Along for my tolerance for downtown, my patience for time spent in offices has diminished considerably. The few times that I’ve stopped by my old office to deal with unemployment paperwork or meet a former colleague for lunch I’ve felt oppressed by the tedious nature of office life, surprised at how much time passes when all I meant to do was fax one page or make one phone call, and have little tolerance for the persistent shop talk around me. Doing the same thing every day seems unthinkable now, and I’m dreading the day I'll have to start doing just that.
At 11 a.m. I go indoors and look for something presentable to wear. I pick out a pair of black slacks and a semi-casual top.
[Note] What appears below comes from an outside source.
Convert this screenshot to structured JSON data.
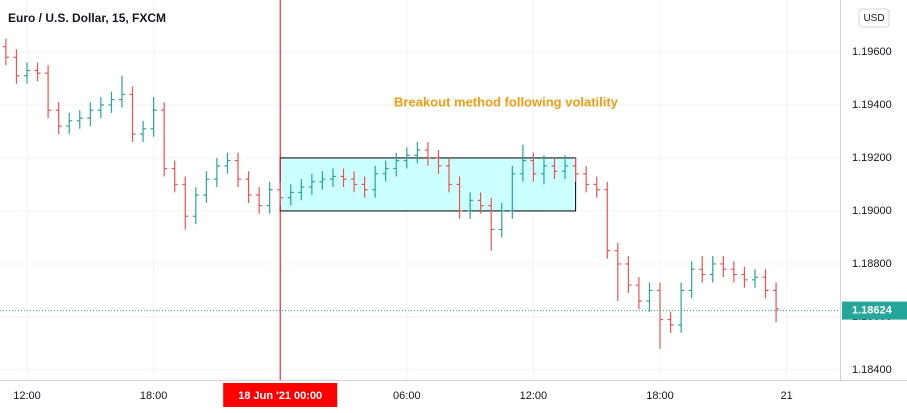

I don't want to look too stuffy, this is for an internship at an alternative weekly paper with offices in a semi-industrial neighborhood. I dig up a pair of sensible earrings, put my hair up in a clip, and apply eyeliner and mascara for the first time in months. I load the dishwasher and set it to run, then walk to the corner and catch the Kimball bus to the Blue Line.
The interview is short - twenty minutes, and I'm not sure if that's good or bad. Normally I would send a thank you note, but now I'm second guessing myself - will I come off sounding out of touch? Do people send thank you notes for internship interviews? When I return home the dishwasher is still warm, and I change back into my pajamas. I set some water to boil and go into the garden for tomatoes and basil to serve with store bought ravioli. Our upstairs neighbors are avid gardeners, and we're taking care of the vegetable beds while they're out of town. The result is simple and fantastic, and makes me think about gardening. Hopefully some of the seeds I've been planting will start taking root.